Astrov : Ouiais, partez… Vous donnez l’impression d’être quelqu’un de bien, de sensible,
mais au fond, il y a quelque chose d’étrange en vous. Tenez, vous êtes arrivée, avec votre
mari, tous ceux qui travaillaient, qui s’activaient, qui cherchaient à créer, tous ceux-là ont dû
tout abandonner pour ne plus s’occuper que de vous, des rhumatismes de votre mari. Vous
nous avez tous contaminés avec votre oisiveté. Moi, vous m’avez séduit, j’ai passé un mois
à ne rien faire, pendant ce temps-là, des gens tombaient malades. Les paysans faisaient
paître leurs bêtes dans mes forêts, là où j’ai mes des plantations… Ainsi, où que vous alliez,
vous et votre mari, vous apportez la ruine… Je plaisante, mais quand même… C’est bizarre,
je suis certain que si vous étiez restée, les dégâts auraient été terribles. Moi, c’était ma
perte, mais pour vous aussi, ça aurait mal tourné. Allez partez. Finita la commedia!

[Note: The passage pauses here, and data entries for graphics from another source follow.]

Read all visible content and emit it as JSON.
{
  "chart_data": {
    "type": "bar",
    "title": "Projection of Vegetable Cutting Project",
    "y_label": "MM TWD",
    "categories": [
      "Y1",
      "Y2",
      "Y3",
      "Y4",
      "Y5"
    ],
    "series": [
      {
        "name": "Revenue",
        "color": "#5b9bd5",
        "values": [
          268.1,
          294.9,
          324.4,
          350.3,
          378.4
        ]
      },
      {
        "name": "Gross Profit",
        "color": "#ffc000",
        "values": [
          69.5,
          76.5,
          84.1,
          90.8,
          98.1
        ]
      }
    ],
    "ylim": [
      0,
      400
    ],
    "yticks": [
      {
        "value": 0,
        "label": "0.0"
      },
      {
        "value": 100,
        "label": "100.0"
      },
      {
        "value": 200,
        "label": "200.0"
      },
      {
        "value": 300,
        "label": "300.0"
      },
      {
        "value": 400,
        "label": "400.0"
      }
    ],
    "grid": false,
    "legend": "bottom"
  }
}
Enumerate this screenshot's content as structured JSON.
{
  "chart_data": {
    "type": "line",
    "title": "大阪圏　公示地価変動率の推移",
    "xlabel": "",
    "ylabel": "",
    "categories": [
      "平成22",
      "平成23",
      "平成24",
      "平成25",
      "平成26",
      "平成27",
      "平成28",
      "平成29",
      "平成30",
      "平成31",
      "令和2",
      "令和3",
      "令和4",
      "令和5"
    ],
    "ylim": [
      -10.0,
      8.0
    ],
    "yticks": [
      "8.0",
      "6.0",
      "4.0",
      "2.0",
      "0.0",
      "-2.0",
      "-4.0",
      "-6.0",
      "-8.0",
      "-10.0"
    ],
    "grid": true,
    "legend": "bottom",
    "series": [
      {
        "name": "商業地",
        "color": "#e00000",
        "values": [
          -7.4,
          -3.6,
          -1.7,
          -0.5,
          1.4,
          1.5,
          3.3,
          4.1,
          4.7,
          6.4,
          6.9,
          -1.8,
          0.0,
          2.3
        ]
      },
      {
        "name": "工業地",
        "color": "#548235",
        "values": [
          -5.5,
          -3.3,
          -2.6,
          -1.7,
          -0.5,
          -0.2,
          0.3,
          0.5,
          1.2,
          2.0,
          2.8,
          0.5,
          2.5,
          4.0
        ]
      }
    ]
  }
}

Elena : Je vole ça, en souvenir.
Astrov : C’est étrange, hein… on se connaît et puis soudain sans savoir pourquoi... on ne se
verra plus. Ah c’est comme ça. Allez tant que nous sommes seuls, que Vania n’est pas
encore rentré, je peux… vous embrasser… En guise d’adieu…
Elena : Ah, tant qu’à faire, une seule fois dans la vie!